Shakespeare in America

When the English colonists sailed for the New World, they brought only their most precious and essential possessions with them, including the works of William Shakespeare. The earliest known staging of his plays in the colonies was in 1750. By the time of the American Revolution, more than a dozen of his plays had been performed hundreds of times in thriving New England port cities and nascent towns and villages hewn from the wilderness. The young nation, brought together under a unique Constitution and collective will, found common ground in a love of Shakespeare.

In his famous travelogue Democracy in America, the French writer Alexis de Tocqueville remarked on the popularity of Shakespeare across the new nation in the 1830s: “There is hardly a pioneer's hut that does not contain a few odd volumes of Shakespeare. I remember that I read the feudal drama of Henry V for the first time in a log cabin.” One such log cabin belonged to the family of Abraham Lincoln, a frontiersman whose formative reading consisted mainly of the King James Bible, Blackstone's lectures on English law, and Shakespeare. Like so many American presidents, Lincoln had a lifelong fondness for the Bard. “There is, assuredly, no other country on earth in which Shakespeare and the Bible are held in such general high esteem,” wrote the German journalist Karl Knortz in the 1880s.

Throughout the nineteenth century, Shakespeare was the most popular playwright in America. His plays were produced in large and opulent theaters and on makeshift stages in saloons, churches, and hotels. From big cities on the East Coast to mining camps in the West, his plays were performed prominently and frequently. In fact, Shakespearean actors from England came to America because the job prospects with touring troupes were plentiful and exciting. Shakespeare was so integrated into American culture by the nineteenth century that Mark Twain had his young hero Huckleberry Finn travel along the Mississippi River by raft with a pair of rogues who tried to pass themselves off as Shakespearean actors to earn money in riverbank towns.

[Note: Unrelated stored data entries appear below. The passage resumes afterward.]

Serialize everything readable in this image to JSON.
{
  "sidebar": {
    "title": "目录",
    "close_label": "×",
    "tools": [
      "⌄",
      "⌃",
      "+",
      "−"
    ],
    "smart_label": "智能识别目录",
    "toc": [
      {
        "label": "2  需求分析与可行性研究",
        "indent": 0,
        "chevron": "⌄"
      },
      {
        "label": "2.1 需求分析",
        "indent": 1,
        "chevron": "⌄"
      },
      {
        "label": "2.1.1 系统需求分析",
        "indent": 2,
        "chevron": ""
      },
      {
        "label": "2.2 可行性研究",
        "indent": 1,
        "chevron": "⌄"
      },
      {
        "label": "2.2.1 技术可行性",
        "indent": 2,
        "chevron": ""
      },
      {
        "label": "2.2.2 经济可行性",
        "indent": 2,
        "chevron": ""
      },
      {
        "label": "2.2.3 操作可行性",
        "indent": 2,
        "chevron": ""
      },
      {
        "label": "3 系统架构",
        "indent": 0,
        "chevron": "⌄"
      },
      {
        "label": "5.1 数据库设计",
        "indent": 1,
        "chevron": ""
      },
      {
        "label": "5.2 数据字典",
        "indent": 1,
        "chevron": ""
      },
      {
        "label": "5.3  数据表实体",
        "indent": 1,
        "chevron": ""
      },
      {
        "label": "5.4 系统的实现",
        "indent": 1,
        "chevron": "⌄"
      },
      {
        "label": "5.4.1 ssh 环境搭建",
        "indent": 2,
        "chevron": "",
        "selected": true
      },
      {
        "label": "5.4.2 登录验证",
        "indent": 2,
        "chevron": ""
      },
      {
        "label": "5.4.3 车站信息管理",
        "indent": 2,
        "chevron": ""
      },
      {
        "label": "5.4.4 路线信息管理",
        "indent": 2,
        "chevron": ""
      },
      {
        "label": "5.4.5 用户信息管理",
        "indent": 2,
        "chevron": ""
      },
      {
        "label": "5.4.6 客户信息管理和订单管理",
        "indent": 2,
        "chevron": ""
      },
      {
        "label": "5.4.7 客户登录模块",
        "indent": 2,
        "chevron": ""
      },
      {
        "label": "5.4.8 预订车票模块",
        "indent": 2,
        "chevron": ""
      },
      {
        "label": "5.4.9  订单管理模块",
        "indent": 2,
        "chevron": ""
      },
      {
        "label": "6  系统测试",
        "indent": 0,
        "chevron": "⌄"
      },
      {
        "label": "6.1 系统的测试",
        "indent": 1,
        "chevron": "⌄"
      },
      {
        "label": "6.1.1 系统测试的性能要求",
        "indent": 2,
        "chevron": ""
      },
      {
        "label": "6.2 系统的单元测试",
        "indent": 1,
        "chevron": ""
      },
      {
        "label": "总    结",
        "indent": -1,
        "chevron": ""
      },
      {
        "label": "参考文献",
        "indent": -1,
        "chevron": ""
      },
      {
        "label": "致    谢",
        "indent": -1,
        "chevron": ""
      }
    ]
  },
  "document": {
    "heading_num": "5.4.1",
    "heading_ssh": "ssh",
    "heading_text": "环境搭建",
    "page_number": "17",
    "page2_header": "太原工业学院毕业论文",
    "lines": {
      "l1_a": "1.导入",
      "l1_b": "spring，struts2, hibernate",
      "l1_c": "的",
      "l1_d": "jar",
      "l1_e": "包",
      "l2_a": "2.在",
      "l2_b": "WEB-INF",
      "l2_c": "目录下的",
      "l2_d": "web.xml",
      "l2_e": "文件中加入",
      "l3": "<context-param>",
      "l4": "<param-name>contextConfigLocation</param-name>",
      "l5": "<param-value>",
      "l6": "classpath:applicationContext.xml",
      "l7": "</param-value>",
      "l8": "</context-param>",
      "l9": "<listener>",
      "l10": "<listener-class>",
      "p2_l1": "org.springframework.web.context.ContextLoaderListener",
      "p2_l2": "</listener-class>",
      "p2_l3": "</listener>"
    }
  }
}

Shakespeare productions attracted a broad audience across socioeconomic and ethnic lines. Audiences articulated their knowledge of and reactions to the plays by hissing, whistling, stamping, clapping, and reciting passages along with the actors. The plays were often accompanied by music, acrobatics, dance, magic shows, minstrel shows, and stand-up comedy during breaks between acts. Shakespeare's most famous lines and scenes— such as “To be or not to be”—were parodied through short skits, brief references, and satirical songs inserted into other modes of entertainment, demonstrating how well performers and audiences alike knew his work.

Shakespearean allusions and quotations were a regular feature of nineteenth-century newspapers. In schools, his plays were taught as rhetoric. Students would memorize passages of his plays and recite them aloud. While audiences admired the playwright's gift for language, they found his themes to be representative of their own trials and tribulations. His characters coped with love, hate, jealousy, ambition, and mortality just as his audience members did in their own lives.

Only in the twentieth century did the nature of Shakespeare's relationship to the American public change. He was still the most widely known, respected, and quoted dramatist, but his work gradually came to be seen as part of high culture rather than popular culture. His plays became more a form of education than entertainment, more the possession of an elite crowd than the property of all Americans. The accessible dramatist whom audiences once identified with, and even parodied, now became the sacred dramatist to whom everyday people could hardly relate.

There are many reasons for this change of reputation, among them an increasing separation of audiences, actors, and acting styles. Specialized theaters evolved that catered to distinct interests such as avant-garde theater, theater of the absurd, and musical theater. Radio, film, and television executives chose to feature fewer Shakespeare plays because they were perceived as unprofitable. Simultaneously the oratorical mode of entertainment and education that was prevalent throughout the nineteenth century and which helped make Shakespeare popular did not survive.

Many scholars assert that the end of the nineteenth century, with the development of industrial manufacturing processes, changes to American work schedules, and resulting increased social classism, saw a significant decrease in the place of Shakespeare in everyday society. Education values really shifted because of the industrial revolution as well, with families knowing that a good laborer could support a family and didn't necessarily need an education that included strong literacy skills. The American language moved rapidly away from the rich Elizabethan style of Shakespeare, making his words alien to a people who once so effortlessly understood their power.

Still, for more than four centuries, Shakespeare has played a defining role in American culture. Today he remains America's most widely produced playwright—performed in theaters, on film, in schools, at festivals, and read in millions of homes across the country.